The moment he asked her to explain what happened on the abandoned golf course, there among the trees by the eighth hole, she knew. She was thirteen years old. Five figures loomed beneath a broken sky, faceless figures led her through the undergrowth.
Cooper’s curly hair, custard yellow from sun and surf; Cooper was fifteen. Jack Burrows rode his skateboard everywhere he went, his knees crusted with scabs; he was fifteen too. And Tristan from her science class, and little Tom ‘Tomato’ the butcher’s kid, and Robbie Meagher who always had his trombone case.
She knew. From the moment he looked at her.
He wounded her in ways she’d take years to understand. Her teenage relationships with boys and her twenties relationships with men: marred. Sometimes she loved them too much. They scooped from the pools of her love until they were empty. Sometimes they hurt her too much, hands opened or closed, and she forgave them for this every time. In the beginning she ascribed it all to the day at the golf course, and the other days and nights this led to. But later, after she’d learned about men, she put it down to the way her father looked at her when she was thirteen.

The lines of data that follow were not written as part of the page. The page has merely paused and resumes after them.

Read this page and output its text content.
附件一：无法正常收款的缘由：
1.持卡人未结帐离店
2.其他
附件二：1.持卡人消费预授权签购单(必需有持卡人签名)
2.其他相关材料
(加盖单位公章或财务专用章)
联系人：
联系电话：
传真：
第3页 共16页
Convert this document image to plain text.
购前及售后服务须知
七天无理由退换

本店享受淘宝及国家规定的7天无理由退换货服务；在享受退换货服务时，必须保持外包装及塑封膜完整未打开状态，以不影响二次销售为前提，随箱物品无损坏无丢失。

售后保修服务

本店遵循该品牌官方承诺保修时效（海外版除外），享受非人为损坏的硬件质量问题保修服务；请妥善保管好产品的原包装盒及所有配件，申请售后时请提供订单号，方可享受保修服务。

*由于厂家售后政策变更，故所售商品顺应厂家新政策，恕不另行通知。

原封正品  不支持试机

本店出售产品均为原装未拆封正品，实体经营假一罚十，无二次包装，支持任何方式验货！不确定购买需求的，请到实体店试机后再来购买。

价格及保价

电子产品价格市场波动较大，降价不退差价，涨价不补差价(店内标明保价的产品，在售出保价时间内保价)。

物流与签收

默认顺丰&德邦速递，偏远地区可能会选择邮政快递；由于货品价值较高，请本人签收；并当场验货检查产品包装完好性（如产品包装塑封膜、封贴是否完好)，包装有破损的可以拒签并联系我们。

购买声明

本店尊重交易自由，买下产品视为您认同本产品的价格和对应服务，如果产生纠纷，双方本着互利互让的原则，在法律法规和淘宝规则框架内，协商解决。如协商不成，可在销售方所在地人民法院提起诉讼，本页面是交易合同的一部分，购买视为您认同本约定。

He called her into the kitchen; she stood on the cold slate floor. She knew by the set of his mouth, the blackness in his eyes, the strange way his jaw hung slack like the sleeve of his oldest jumper, the candle he’d held for her was fizzled out.
Jane? What happened exactly?
She couldn’t remember.
How sunlight fell through trees in shafts, the earth-dust grimly swooning, and five boys stood around her like shadows.